GDPR Fines & Penalties 2026
Complete database of 5,535 GDPR fines, penalties, and data protection enforcement actions across Europe. Search fines, warnings, orders, bans, and investigations by country, action type, GDPR article, and violation category.
Data current as of 29 April 2026 · Updated daily
Frequently Asked Questions About GDPR Enforcement
Q:What types of GDPR enforcement actions exist?

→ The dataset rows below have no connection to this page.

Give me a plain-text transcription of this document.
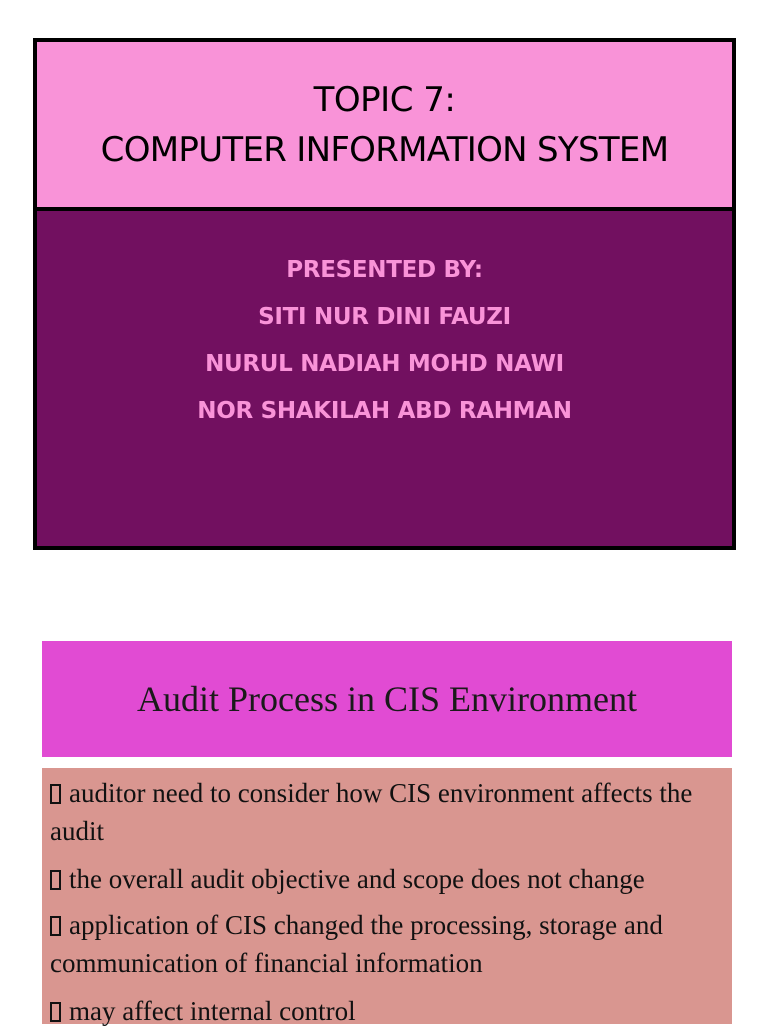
TOPIC 7:
COMPUTER INFORMATION SYSTEM
PRESENTED BY:
SITI NUR DINI FAUZI
NURUL NADIAH MOHD NAWI
NOR SHAKILAH ABD RAHMAN
Audit Process in CIS Environment
auditor need to consider how CIS environment affects the audit
the overall audit objective and scope does not change
application of CIS changed the processing, storage and communication of financial information
may affect internal control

GDPR enforcement actions include monetary fines (the most publicised), formal warnings, reprimands, processing bans, data erasure orders, and compliance orders. DPAs can also impose temporary or permanent limitations on data processing. Fines can reach up to EUR 20 million or 4% of annual worldwide turnover, whichever is higher, under Article 83(5) GDPR.
Q:How are GDPR fines calculated by data protection authorities?
DPAs consider factors listed in Article 83(2) GDPR: nature, gravity, and duration of the infringement; intentional or negligent character; actions taken to mitigate damage; degree of responsibility; previous infringements; degree of cooperation; categories of personal data affected; how the infringement became known; and adherence to approved codes of conduct or certification mechanisms.
Q:Can GDPR fines be appealed?
Yes, GDPR fines can be appealed through national courts. Many high-profile fines have been challenged. The appeals process varies by country. Some fines have been reduced on appeal (e.g., British Airways' fine was reduced from GBP 183 million to GBP 20 million), while others have been upheld or even increased.